How spending for this phase of education should be prioritised, in the context of the current fiscal climate

  1. Education funding is an essential component of providing high-quality education. Education funding should be seen as an enabler rather than a driver for how education is delivered.
  2. The design of the revenue funding model for state schools in England is intended to deliver access to a basic level of education for all pupils, while also providing additional support for those who need it most (known as ‘additionality’).
  3. ASCL welcomed the development of the distribution methodology for mainstream schools towards a national funding formula (NFF), which allocates values across a range of pupil- and school-led factors. However, the NFF works within a fixed quantum of funding and is therefore not a mechanism for securing adequate funding for all schools. Consequently, budget planning is very often driven by financial constraint and not school improvement.
  4. In the context of the national agenda for growth, education spending must be prioritised. According to the IFS, school spending per pupil in England is predicted to return to 2010 levels by 2024. This means there will have been no net growth in education spending per pupil in 14 years.
  5. Over the same period, we have seen pupil:teacher ratios for the 11-16 age group increase from 14.8 to 16.7. The result of this is larger class sizes.
  6. Available funding should always be used efficiently, in order that as much as possible is targeted at classroom spend and school improvement.
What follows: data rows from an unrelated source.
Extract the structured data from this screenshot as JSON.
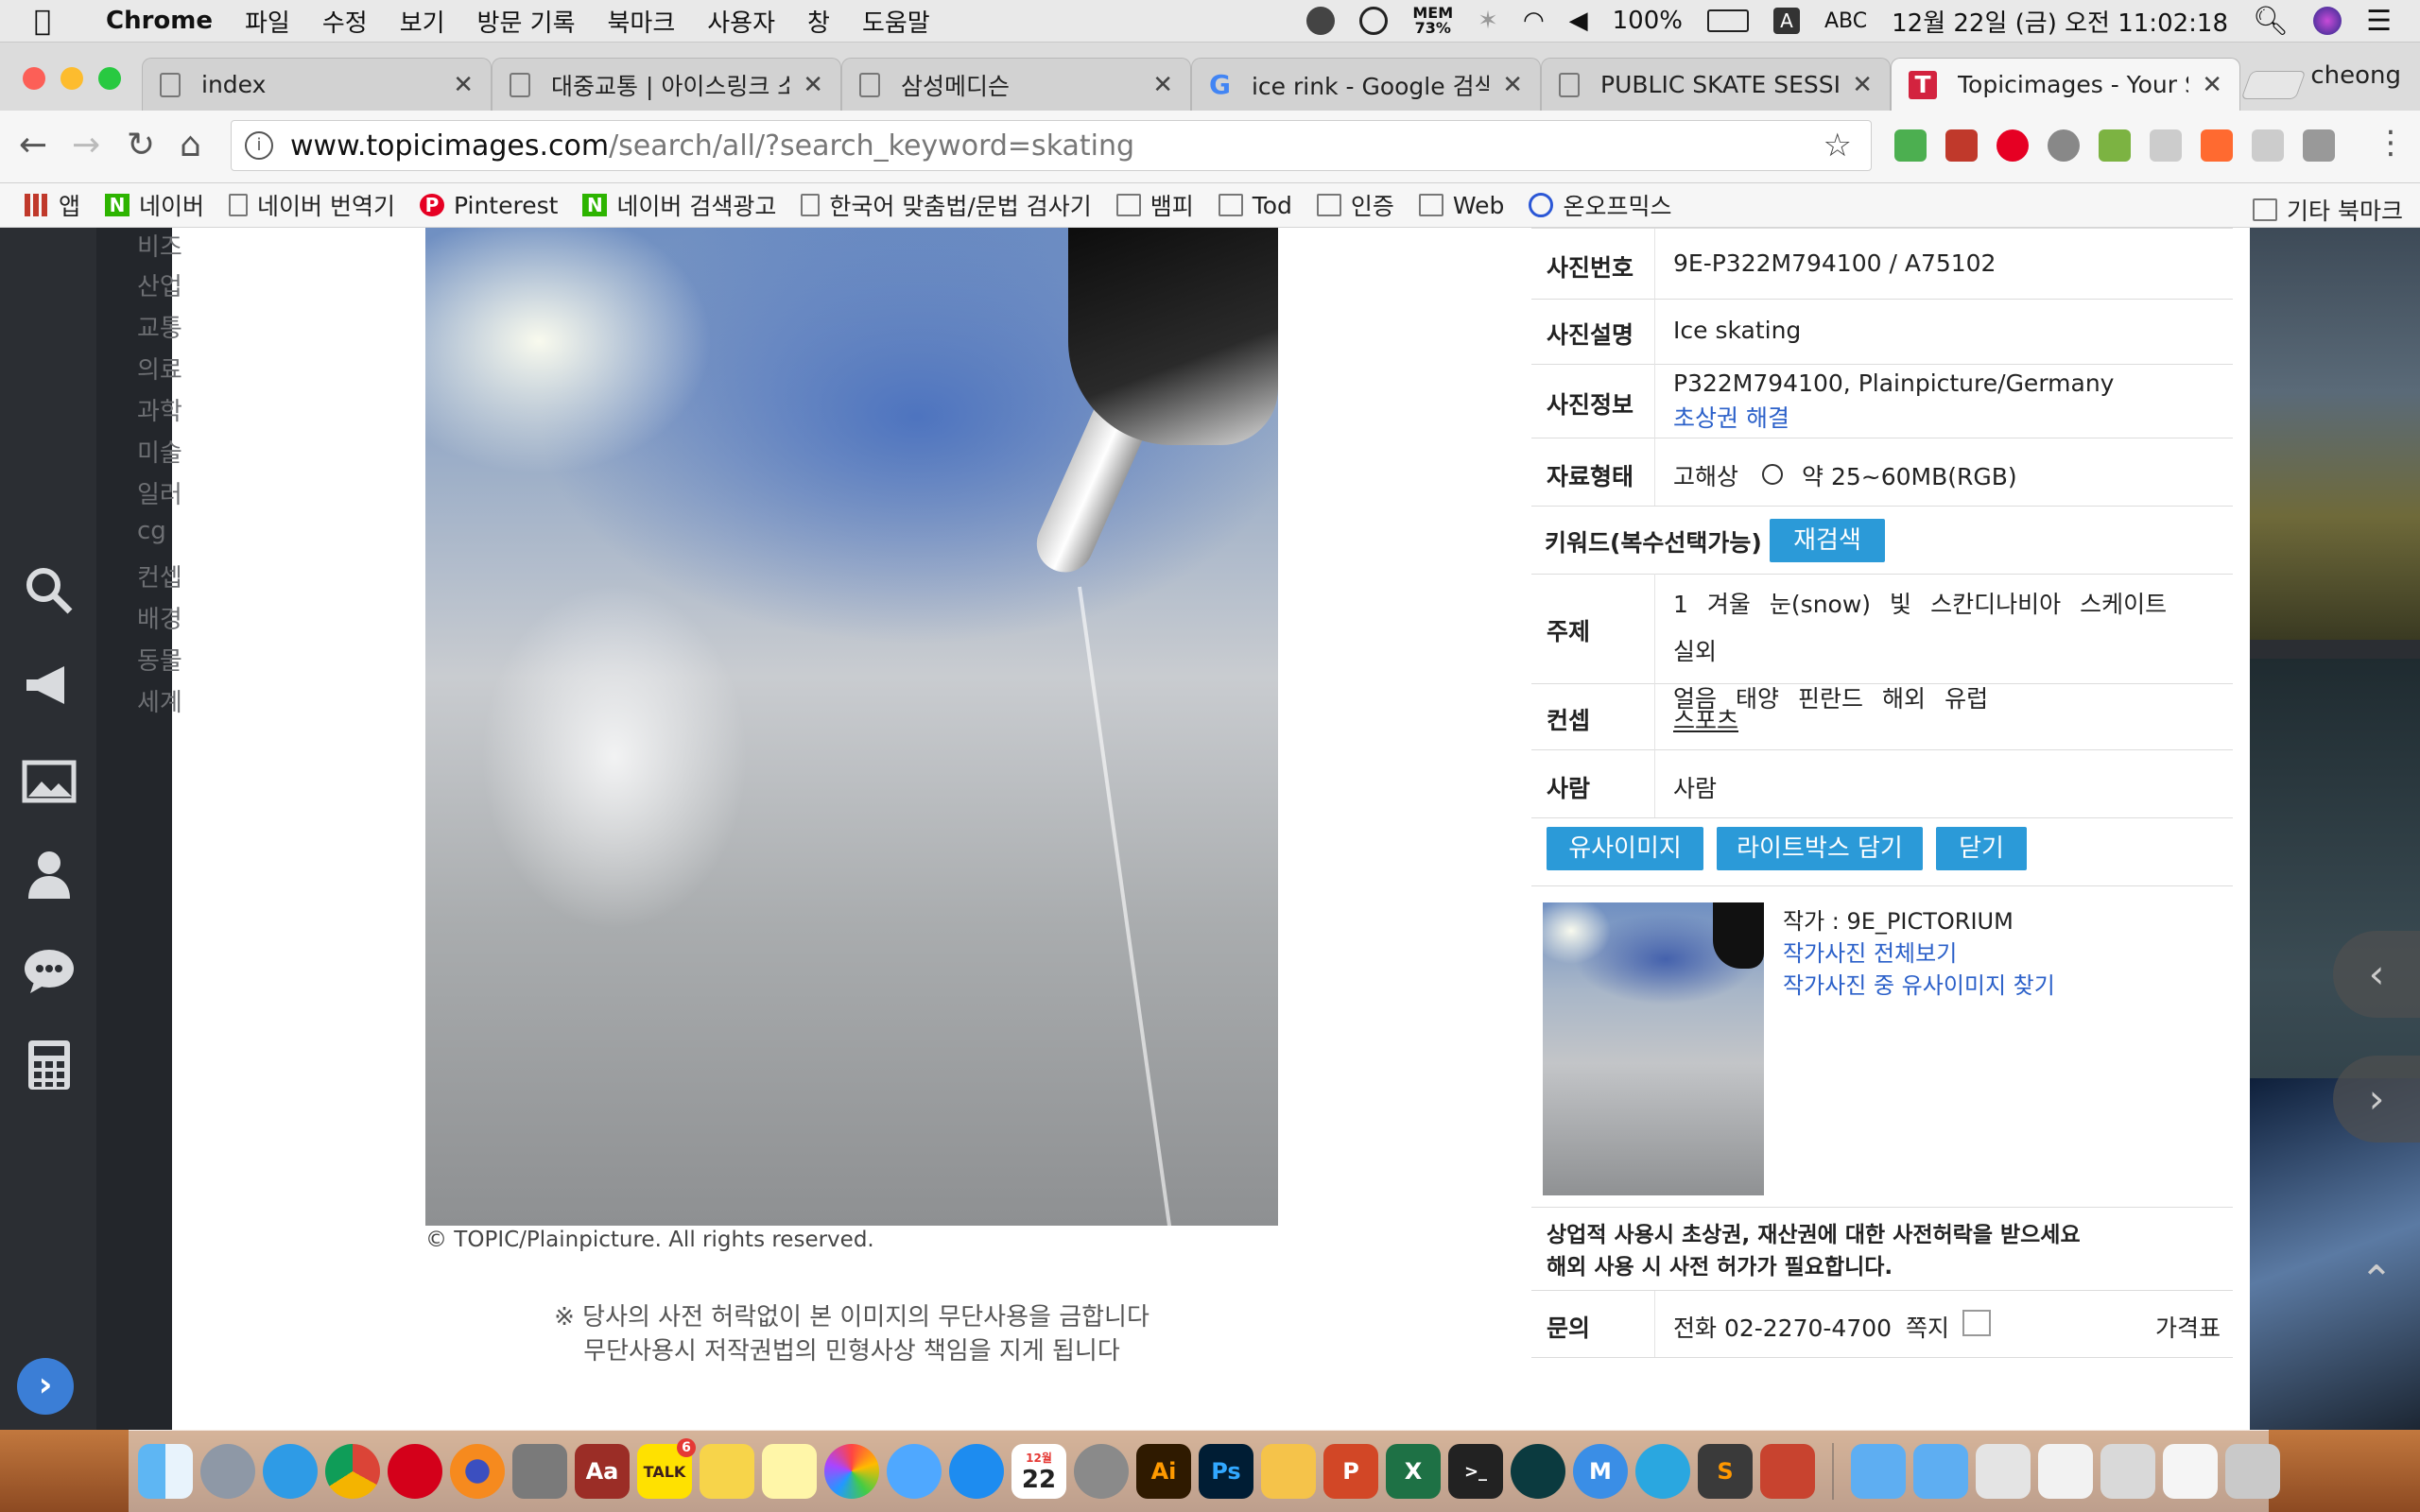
{
  "menubar": {
    "app_name": "Chrome",
    "menus": [
      "파일",
      "수정",
      "보기",
      "방문 기록",
      "북마크",
      "사용자",
      "창",
      "도움말"
    ],
    "mem_label": "MEM",
    "mem_value": "73%",
    "battery": "100%",
    "input_source": "ABC",
    "datetime": "12월 22일 (금) 오전 11:02:18"
  },
  "tabs": [
    {
      "title": "index",
      "icon": "page-icon"
    },
    {
      "title": "대중교통 | 아이스링크 소개",
      "icon": "page-icon"
    },
    {
      "title": "삼성메디슨",
      "icon": "page-icon"
    },
    {
      "title": "ice rink - Google 검색",
      "icon": "google-icon"
    },
    {
      "title": "PUBLIC SKATE SESSIO",
      "icon": "page-icon"
    },
    {
      "title": "Topicimages - Your Sa",
      "icon": "topicimages-icon"
    }
  ],
  "profile_name": "cheong",
  "omnibox": {
    "host": "www.topicimages.com",
    "path": "/search/all/?search_keyword=skating"
  },
  "bookmarks": {
    "items": [
      "앱",
      "네이버",
      "네이버 번역기",
      "Pinterest",
      "네이버 검색광고",
      "한국어 맞춤법/문법 검사기",
      "뱀피",
      "Tod",
      "인증",
      "Web",
      "온오프믹스"
    ],
    "other": "기타 북마크"
  },
  "sidebar_categories": [
    "비즈",
    "산업",
    "교통",
    "의료",
    "과학",
    "미술",
    "일러",
    "cg",
    "컨셉",
    "배경",
    "동물",
    "세계"
  ],
  "photo": {
    "credit": "© TOPIC/Plainpicture. All rights reserved.",
    "notice_line1": "※ 당사의 사전 허락없이 본 이미지의 무단사용을 금합니다",
    "notice_line2": "무단사용시 저작권법의 민형사상 책임을 지게 됩니다"
  },
  "info": {
    "photo_no_label": "사진번호",
    "photo_no": "9E-P322M794100 / A75102",
    "desc_label": "사진설명",
    "desc": "Ice skating",
    "photoinfo_label": "사진정보",
    "photoinfo": "P322M794100, Plainpicture/Germany",
    "portrait_link": "초상권 해결",
    "format_label": "자료형태",
    "format_hires": "고해상",
    "format_size": "약 25~60MB(RGB)",
    "keyword_label": "키워드(복수선택가능)",
    "research_btn": "재검색",
    "subject_label": "주제",
    "subject_keywords": [
      "1",
      "겨울",
      "눈(snow)",
      "빛",
      "스칸디나비아",
      "스케이트",
      "실외",
      "얼음",
      "태양",
      "핀란드",
      "해외",
      "유럽"
    ],
    "concept_label": "컨셉",
    "concept": "스포츠",
    "people_label": "사람",
    "people": "사람",
    "btn_similar": "유사이미지",
    "btn_lightbox": "라이트박스 담기",
    "btn_close": "닫기",
    "author": "작가 : 9E_PICTORIUM",
    "author_all": "작가사진 전체보기",
    "author_similar": "작가사진 중 유사이미지 찾기",
    "commercial_line1": "상업적 사용시 초상권, 재산권에 대한 사전허락을 받으세요",
    "commercial_line2": "해외 사용 시 사전 허가가 필요합니다.",
    "contact_label": "문의",
    "phone": "전화 02-2270-4700",
    "memo": "쪽지",
    "price": "가격표"
  },
  "dock_apps": [
    "finder-icon",
    "launchpad-icon",
    "safari-icon",
    "chrome-icon",
    "opera-icon",
    "firefox-icon",
    "calculator-icon",
    "dictionary-icon",
    "kakaotalk-icon",
    "stickies-icon",
    "notes-icon",
    "photos-icon",
    "messages-icon",
    "appstore-icon",
    "calendar-icon",
    "system-preferences-icon",
    "illustrator-icon",
    "photoshop-icon",
    "sketch-icon",
    "powerpoint-icon",
    "excel-icon",
    "terminal-icon",
    "gitkraken-icon",
    "markdown-icon",
    "sourcetree-icon",
    "sublime-icon",
    "affinity-icon",
    "folder-icon",
    "downloads-icon",
    "screenshot-icon",
    "document-icon",
    "preview-icon",
    "textfile-icon",
    "trash-icon"
  ],
  "dock_labels": {
    "kakao": "TALK",
    "kakao_badge": "6",
    "calendar_month": "12월",
    "calendar_day": "22",
    "ai": "Ai",
    "ps": "Ps",
    "dict": "Aa"
  }
}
However, a level of sufficiency that enables every student access to what they need to succeed should be prioritised.
  7. For example, the government has set a minimum per pupil level of funding. This should equate to the basic amount allocated per pupil and not include funding for additionality, as it does in the current distribution model. What this means is that schools with lower levels of deprivation are receiving more top-up funding to achieve the minimum per pupil level than schools with high levels of deprivation. In other words, funding for additionality is subsidising core provision. This creates inequity across the system.
  8. The pressure on high-needs funding across the country is now critical. We are in imminent danger of failing our most vulnerable children and young people.
  9. The government’s recently published SEND and AP improvement plan is welcome, but we must guard against the risk of available funding servicing historic debt, rather than being available to implement change.
  10. Three-year rolling budget settlements should be available to optimise strategic financial planning and targeted school improvement.